Implementing MemoryCatalogProvider

As mentioned, the CatalogProvider can manage the schemas in a catalog, and the MemoryCatalogProvider is a simple implementation of the CatalogProvider trait. It stores schemas in a DashMap. With that the CatalogProvider trait can be implemented.

use std::any::Any;
use std::sync::Arc;
use dashmap::DashMap;
use datafusion::catalog::{CatalogProvider, SchemaProvider};
use datafusion::common::Result;

#[derive(Debug)]
pub struct MemoryCatalogProvider {
    schemas: DashMap<String, Arc<dyn SchemaProvider>>,
}

impl CatalogProvider for MemoryCatalogProvider {
    fn as_any(&self) -> &dyn Any {
        self
    }

    fn schema_names(&self) -> Vec<String> {
        self.schemas.iter().map(|s| s.key().clone()).collect()
    }

    fn schema(&self, name: &str) -> Option<Arc<dyn SchemaProvider>> {
        self.schemas.get(name).map(|s| s.value().clone())
    }

    fn register_schema(
        &self,
        name: &str,
        schema: Arc<dyn SchemaProvider>,
    ) -> Result<Option<Arc<dyn SchemaProvider>>> {
        Ok(self.schemas.insert(name.into(), schema))
    }

    fn deregister_schema(
        &self,
        name: &str,
        cascade: bool,
    ) -> Result<Option<Arc<dyn SchemaProvider>>> {
        /// `cascade` is not used here, but can be used to control whether
        /// to delete all tables in the schema or not.
        if let Some(schema) = self.schema(name) {
            let (_, removed) = self.schemas.remove(name).unwrap();
            Ok(Some(removed))
        } else {
            Ok(None)
        }
    }
}

Again, this is fairly straightforward, as there’s an underlying data structure to store the state, via key-value pairs. With that the CatalogProviderList trait can be implemented.

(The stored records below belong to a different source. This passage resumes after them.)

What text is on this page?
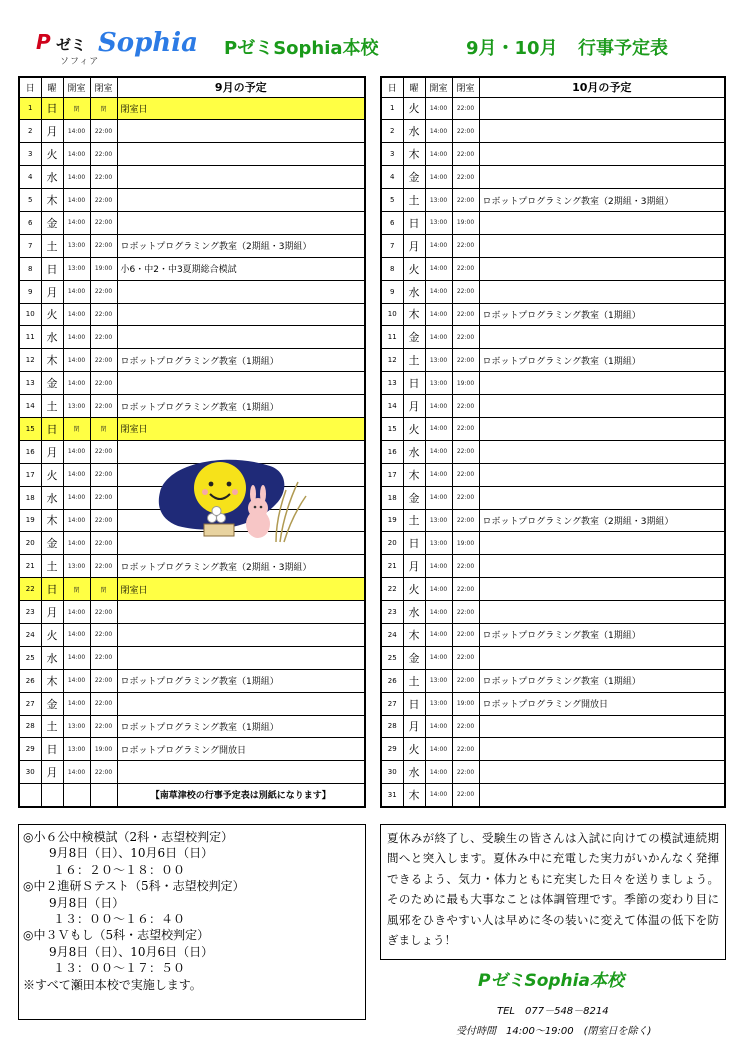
P ゼミ Sophia
ソフィア
PゼミSophia本校	9月・10月 行事予定表
日	曜	開室	閉室	9月の予定
1	日	閉	閉	閉室日
2	月	14:00	22:00	
3	火	14:00	22:00	
4	水	14:00	22:00	
5	木	14:00	22:00	
6	金	14:00	22:00	
7	土	13:00	22:00	ロボットプログラミング教室（2期組・3期組）
8	日	13:00	19:00	小6・中2・中3夏期総合模試
9	月	14:00	22:00	
10	火	14:00	22:00	
11	水	14:00	22:00	
12	木	14:00	22:00	ロボットプログラミング教室（1期組）
13	金	14:00	22:00	
14	土	13:00	22:00	ロボットプログラミング教室（1期組）
15	日	閉	閉	閉室日
16	月	14:00	22:00	
17	火	14:00	22:00	
18	水	14:00	22:00	
19	木	14:00	22:00	
20	金	14:00	22:00	
21	土	13:00	22:00	ロボットプログラミング教室（2期組・3期組）
22	日	閉	閉	閉室日
23	月	14:00	22:00	
24	火	14:00	22:00	
25	水	14:00	22:00	
26	木	14:00	22:00	ロボットプログラミング教室（1期組）
27	金	14:00	22:00	
28	土	13:00	22:00	ロボットプログラミング教室（1期組）
29	日	13:00	19:00	ロボットプログラミング開放日
30	月	14:00	22:00	
				【南草津校の行事予定表は別紙になります】
日	曜	開室	閉室	10月の予定
1	火	14:00	22:00	
2	水	14:00	22:00	
3	木	14:00	22:00	
4	金	14:00	22:00	
5	土	13:00	22:00	ロボットプログラミング教室（2期組・3期組）
6	日	13:00	19:00	
7	月	14:00	22:00	
8	火	14:00	22:00	
9	水	14:00	22:00	
10	木	14:00	22:00	ロボットプログラミング教室（1期組）
11	金	14:00	22:00	
12	土	13:00	22:00	ロボットプログラミング教室（1期組）
13	日	13:00	19:00	
14	月	14:00	22:00	
15	火	14:00	22:00	
16	水	14:00	22:00	
17	木	14:00	22:00	
18	金	14:00	22:00	
19	土	13:00	22:00	ロボットプログラミング教室（2期組・3期組）
20	日	13:00	19:00	
21	月	14:00	22:00	
22	火	14:00	22:00	
23	水	14:00	22:00	
24	木	14:00	22:00	ロボットプログラミング教室（1期組）
25	金	14:00	22:00	
26	土	13:00	22:00	ロボットプログラミング教室（1期組）
27	日	13:00	19:00	ロボットプログラミング開放日
28	月	14:00	22:00	
29	火	14:00	22:00	
30	水	14:00	22:00	
31	木	14:00	22:00	
◎小６公中検模試（2科・志望校判定）
9月8日（日）、10月6日（日）
１６：２０～１８：００
◎中２進研Ｓテスト（5科・志望校判定）
9月8日（日）
１３：００～１６：４０
◎中３Ｖもし（5科・志望校判定）
9月8日（日）、10月6日（日）
１３：００～１７：５０
※すべて瀬田本校で実施します。
夏休みが終了し、受験生の皆さんは入試に向けての模試連続期間へと突入します。夏休み中に充電した実力がいかんなく発揮できるよう、気力・体力ともに充実した日々を送りましょう。そのために最も大事なことは体調管理です。季節の変わり目に風邪をひきやすい人は早めに冬の装いに変えて体温の低下を防ぎましょう！
PゼミSophia本校
TEL　077－548－8214
受付時間　14:00～19:00　(閉室日を除く)
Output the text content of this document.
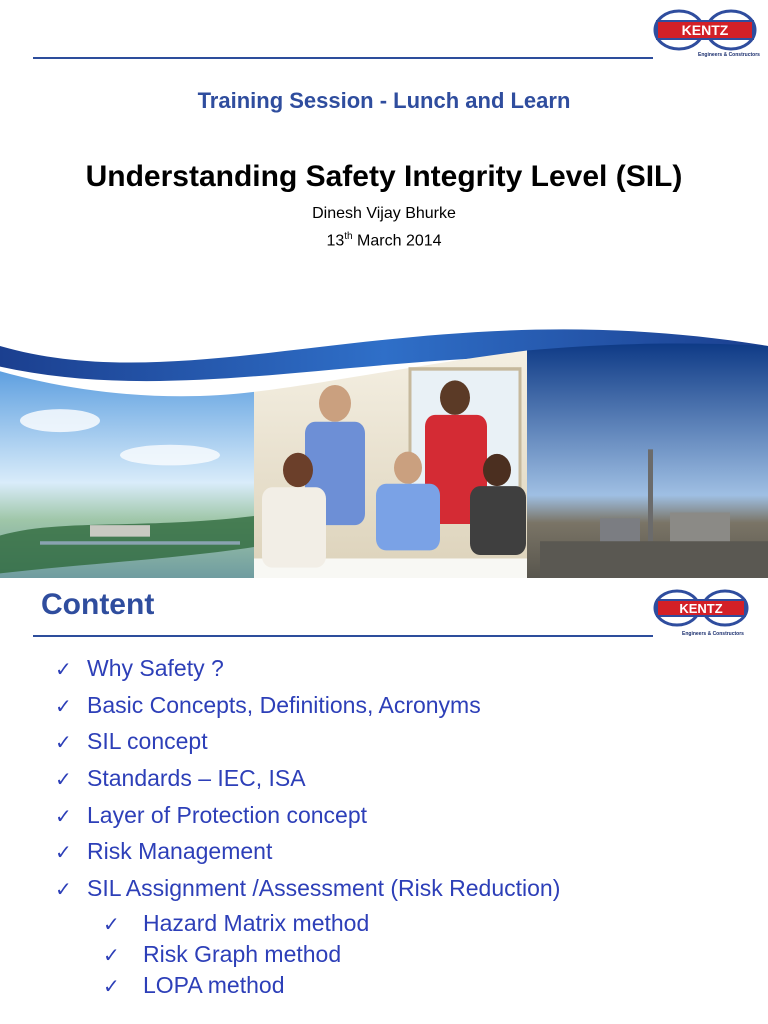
KENTZ
Engineers & Constructors
Training Session - Lunch and Learn
Understanding Safety Integrity Level (SIL)
Dinesh Vijay Bhurke
13th March 2014
Content	KENTZ
Engineers & Constructors
✓ Why Safety ?
✓ Basic Concepts, Definitions, Acronyms
✓ SIL concept
✓ Standards – IEC, ISA
✓ Layer of Protection concept
✓ Risk Management
✓ SIL Assignment /Assessment (Risk Reduction)
✓ Hazard Matrix method
✓ Risk Graph method
✓ LOPA method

Implementing MemoryCatalogProviderList

use std::any::Any;
use std::sync::Arc;
use dashmap::DashMap;
use datafusion::catalog::{CatalogProviderList, CatalogProvider};
use datafusion::common::Result;

#[derive(Debug)]
pub struct MemoryCatalogProviderList {
    /// Collection of catalogs containing schemas and ultimately TableProviders
    pub catalogs: DashMap<String, Arc<dyn CatalogProvider>>,
}

impl CatalogProviderList for MemoryCatalogProviderList {
    fn as_any(&self) -> &dyn Any {
        self
    }

    fn register_catalog(
        &self,
        name: String,
        catalog: Arc<dyn CatalogProvider>,
    ) -> Option<Arc<dyn CatalogProvider>> {
        self.catalogs.insert(name, catalog)
    }

    fn catalog_names(&self) -> Vec<String> {
        self.catalogs.iter().map(|c| c.key().clone()).collect()
    }

    fn catalog(&self, name: &str) -> Option<Arc<dyn CatalogProvider>> {
        self.catalogs.get(name).map(|c| c.value().clone())
    }
}

Like other traits, it also maintains the mapping of the Catalog’s name to the CatalogProvider.

Recap

To recap, you need to:

  1. Implement the TableProvider trait to create a table provider, or use an existing one.

  2. Implement the SchemaProvider trait to create a schema provider, or use an existing one.

  3. Implement the CatalogProvider trait to create a catalog provider, or use an existing one.

  4. Implement the CatalogProviderList trait to create a CatalogProviderList, or use an existing one.